Since all of those techniques were researched-based, we knew that is was the perfect plan. We definitely had put our 11th graders in a great spot and for the next few hours, it was their time to perform.
However, following feedback from our students the next day, we realized our plans didn’t work as well as they had looked on paper or as they were discussed in our conference room. Some students loved the upbeat music and hanging out with their friends. Some loved the physical activities that got their blood pumping. Others even found it funny to do the focused breathing. Unfortunately, not many found the mixture of all of those events in a peer group of 190 students all that powerful. Some students simply wanted to start the test immediately after eating their eggs, fruit and granola bars.
Lesson learned. Pieces and parts of those morning activities will be used in the future, while other parts will be scrapped. Breathe in, breathe out and move on.
Dealing with pressure and handling stress isn’t a new phenomenon, be it for teachers, students, or anyone else. In fact, I would argue that most successful people need so-called “good stress” in their lives in order to perform at their highest level. Our society absolutely values those people who can persevere through the most challenging and adverse situations. Is there a more compelling story?

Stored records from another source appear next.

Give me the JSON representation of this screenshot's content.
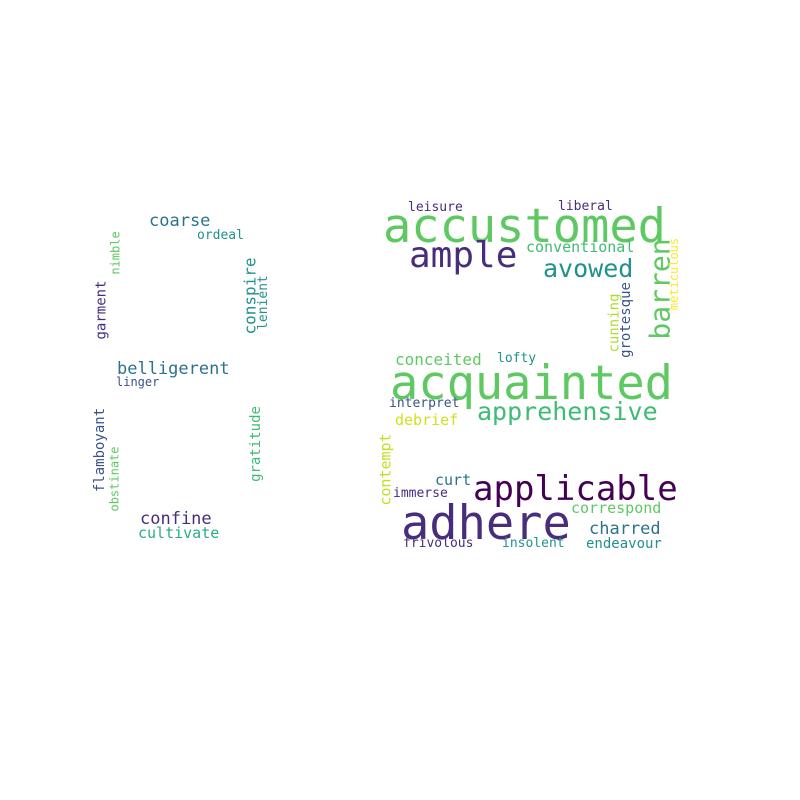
{
  "colors": {
    "background": "#ffffff",
    "viridis_dark_purple": "#440154",
    "viridis_indigo": "#472d7b",
    "viridis_blue": "#3b528b",
    "viridis_steel": "#2c728e",
    "viridis_teal": "#21918c",
    "viridis_green_teal": "#28ae80",
    "viridis_green": "#5ec962",
    "viridis_lime": "#addc30",
    "viridis_yellow": "#fde725"
  },
  "words": [
    {
      "text": "accustomed",
      "color": "#5ec962"
    },
    {
      "text": "acquainted",
      "color": "#5ec962"
    },
    {
      "text": "adhere",
      "color": "#472d7b"
    },
    {
      "text": "applicable",
      "color": "#440154"
    },
    {
      "text": "ample",
      "color": "#472d7b"
    },
    {
      "text": "apprehensive",
      "color": "#3fbc73"
    },
    {
      "text": "avowed",
      "color": "#21918c"
    },
    {
      "text": "barren",
      "color": "#5ec962"
    },
    {
      "text": "conventional",
      "color": "#3fbc73"
    },
    {
      "text": "leisure",
      "color": "#472d7b"
    },
    {
      "text": "liberal",
      "color": "#472d7b"
    },
    {
      "text": "meticulous",
      "color": "#fde725"
    },
    {
      "text": "cunning",
      "color": "#addc30"
    },
    {
      "text": "grotesque",
      "color": "#3b528b"
    },
    {
      "text": "conceited",
      "color": "#5ec962"
    },
    {
      "text": "lofty",
      "color": "#21918c"
    },
    {
      "text": "interpret",
      "color": "#3b528b"
    },
    {
      "text": "debrief",
      "color": "#d0e11c"
    },
    {
      "text": "contempt",
      "color": "#c2df23"
    },
    {
      "text": "curt",
      "color": "#2c728e"
    },
    {
      "text": "immerse",
      "color": "#472d7b"
    },
    {
      "text": "correspond",
      "color": "#5ec962"
    },
    {
      "text": "charred",
      "color": "#2c728e"
    },
    {
      "text": "frivolous",
      "color": "#472d7b"
    },
    {
      "text": "insolent",
      "color": "#21918c"
    },
    {
      "text": "endeavour",
      "color": "#21918c"
    },
    {
      "text": "coarse",
      "color": "#2c728e"
    },
    {
      "text": "ordeal",
      "color": "#21918c"
    },
    {
      "text": "nimble",
      "color": "#5ec962"
    },
    {
      "text": "garment",
      "color": "#472d7b"
    },
    {
      "text": "conspire",
      "color": "#21918c"
    },
    {
      "text": "lenient",
      "color": "#21918c"
    },
    {
      "text": "belligerent",
      "color": "#2c728e"
    },
    {
      "text": "linger",
      "color": "#3b528b"
    },
    {
      "text": "flamboyant",
      "color": "#3b528b"
    },
    {
      "text": "obstinate",
      "color": "#5ec962"
    },
    {
      "text": "gratitude",
      "color": "#3fbc73"
    },
    {
      "text": "confine",
      "color": "#472d7b"
    },
    {
      "text": "cultivate",
      "color": "#28ae80"
    }
  ]
}
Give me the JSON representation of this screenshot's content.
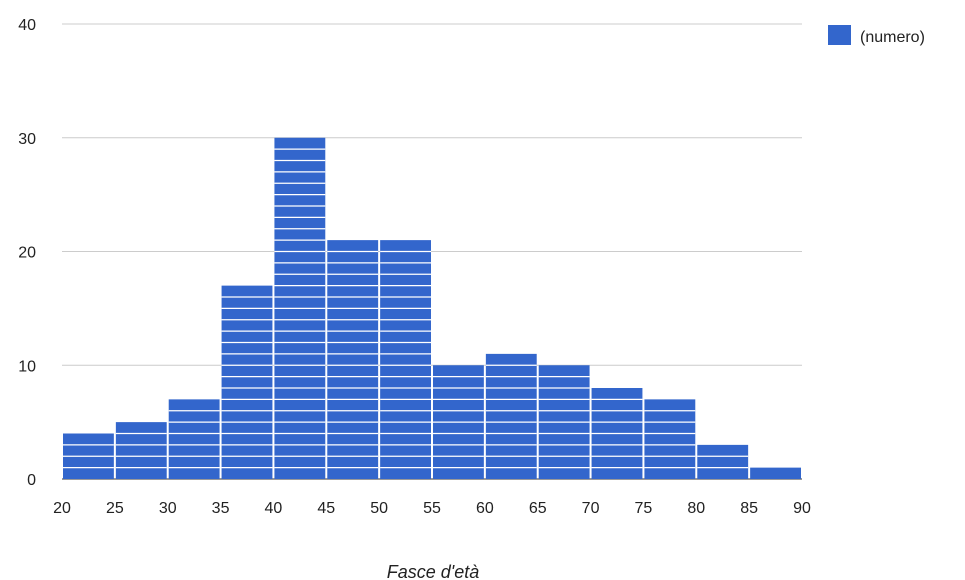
{
  "chart_data": {
    "type": "bar",
    "subtype": "histogram",
    "xlabel": "Fasce d'età",
    "ylabel": "",
    "title": "",
    "x_ticks": [
      "20",
      "25",
      "30",
      "35",
      "40",
      "45",
      "50",
      "55",
      "60",
      "65",
      "70",
      "75",
      "80",
      "85",
      "90"
    ],
    "y_ticks": [
      "0",
      "10",
      "20",
      "30",
      "40"
    ],
    "xlim": [
      20,
      90
    ],
    "ylim": [
      0,
      40
    ],
    "bins": [
      [
        20,
        25
      ],
      [
        25,
        30
      ],
      [
        30,
        35
      ],
      [
        35,
        40
      ],
      [
        40,
        45
      ],
      [
        45,
        50
      ],
      [
        50,
        55
      ],
      [
        55,
        60
      ],
      [
        60,
        65
      ],
      [
        65,
        70
      ],
      [
        70,
        75
      ],
      [
        75,
        80
      ],
      [
        80,
        85
      ],
      [
        85,
        90
      ]
    ],
    "values": [
      4,
      5,
      7,
      17,
      30,
      21,
      21,
      10,
      11,
      10,
      8,
      7,
      3,
      1
    ],
    "series": [
      {
        "name": "(numero)",
        "color": "#3366cc"
      }
    ],
    "legend_position": "top-right",
    "grid": true,
    "colors": {
      "bar": "#3366cc",
      "grid": "#cccccc",
      "separator": "#ffffff"
    }
  }
}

Some of our high school students we work with on a regular basis need guidance on how to manage their life-wrecking stress; they have pressures that run far deeper than with taking tests or with school in general. Many stressors are tied to their home lives, where remedies aren’t so abundantly clear. Other stressors appear much more self-inflicted to a degree, where words and pictures that appear on their own smart phone can govern their lives, generating feelings of euphoria or complete despair.
We all have our stress relievers that we feel work best for us and for me, those are lifting weights, biking and paddling. It isn’t uncommon for me to ask stressed-out students that come to my office about their level of physical activity each day. I have yet to find a happy person who sits all day in a desk and then goes home and sits on the couch to monitor their devices.
Far better than my prescription, singer and songwriter Jimmy Buffett (yes, call me a Parrothead) covered it best in his song, “Breath In, Breathe Out, Move On.” It wasn’t composed for us to practice our deep breathing to, but I am sure it could work just fine. It is, however, the ultimate reminder that our perspectives are what matters the most; every person can move beyond the pressures of their day or their situation.
“According to my watch the time is now./Past is dead and gone./Don’t try to shake it just nod your head./Breathe In, breathe out, move on.”
Local columnist Brad Cooley is the Norwalk High School principal.